The Major coughed into his cigar tray and looked at Mama, fear in his eyes for the first time.

“Football is an evil, brutal thing,”

said Mama. “You are engaged in battering and crippling other young men.”

Ogell-muggell nodded. “Did you see me clip that punk last Saturday?”

Mama said, “I am going to do away with football in the High School, and you will thank me in time….”

Ogell-muggell looked at Mama as if she had said there was no God or chocolate ice cream. “No football?”

Mama rattled some papers. “I want to ask you about your studies. It costs six hundred dollars to send a man through High School….” Mama looked at the rest of the board like a Roman lion daring one of the Christians to bite him first. “It costs two thousand to train and fatten a football player for four years….”

The Major said, “May I ask where these figures come from?”

Mama smiled. “From your report on the needs for a new field, and twenty tons of cement every twenty feet.”

Silver Dollar nodded. “We could sell four thousand tickets to a section, sixteen thousand customers a game, I figure, if we get State Champ honors….”

“That so?” said Ogell-muggell. “I didn't know there was that many people alive at one time in the world.”

Mama got up with dignity. “There is a lot you don't know. One week from tonight you will be given an oral examination on your year's work, by this board. If you pass, you will have set back education in America fifty years, and you will have built a field we don't need for anything but cows…. But if you fail,” said Mama, “I will try and get you your job back at the icehouse.”
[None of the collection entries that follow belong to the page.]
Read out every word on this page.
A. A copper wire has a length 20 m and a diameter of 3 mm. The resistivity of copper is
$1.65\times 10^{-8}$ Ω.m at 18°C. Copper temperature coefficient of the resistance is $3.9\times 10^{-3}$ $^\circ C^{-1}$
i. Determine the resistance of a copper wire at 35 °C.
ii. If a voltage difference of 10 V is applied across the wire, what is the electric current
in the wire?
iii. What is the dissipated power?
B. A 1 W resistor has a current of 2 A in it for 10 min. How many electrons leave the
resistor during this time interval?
The news spread at once. Three days before the State Champ game that would give our town the first State Champ title in twenty years! And Ogell-muggell dreaming of ice again, the way a Southerner in exile dreams of juleps.
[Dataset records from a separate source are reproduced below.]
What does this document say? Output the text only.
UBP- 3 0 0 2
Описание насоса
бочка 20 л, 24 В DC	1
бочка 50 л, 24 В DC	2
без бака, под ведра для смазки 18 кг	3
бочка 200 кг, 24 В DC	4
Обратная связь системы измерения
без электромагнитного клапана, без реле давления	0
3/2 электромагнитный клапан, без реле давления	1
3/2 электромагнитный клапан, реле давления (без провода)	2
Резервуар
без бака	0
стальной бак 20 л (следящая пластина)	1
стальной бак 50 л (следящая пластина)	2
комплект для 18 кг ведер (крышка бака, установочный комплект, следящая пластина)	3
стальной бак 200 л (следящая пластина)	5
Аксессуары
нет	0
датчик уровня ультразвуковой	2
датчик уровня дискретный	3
At first there was talk of burning our house down, or lynching our cherry tree, or kidnapping our privy and holding it for ransom. But womanhood was sacred in those days, and no real action was taken against Mama. Poor Ogellmuggell was the sufferer; but like a gallows, he was built to take it.

He was walking a hired girl home from a mushroom hunt they had organized in a near-by forest, when suddenly sixteen fellow students from the High School appeared.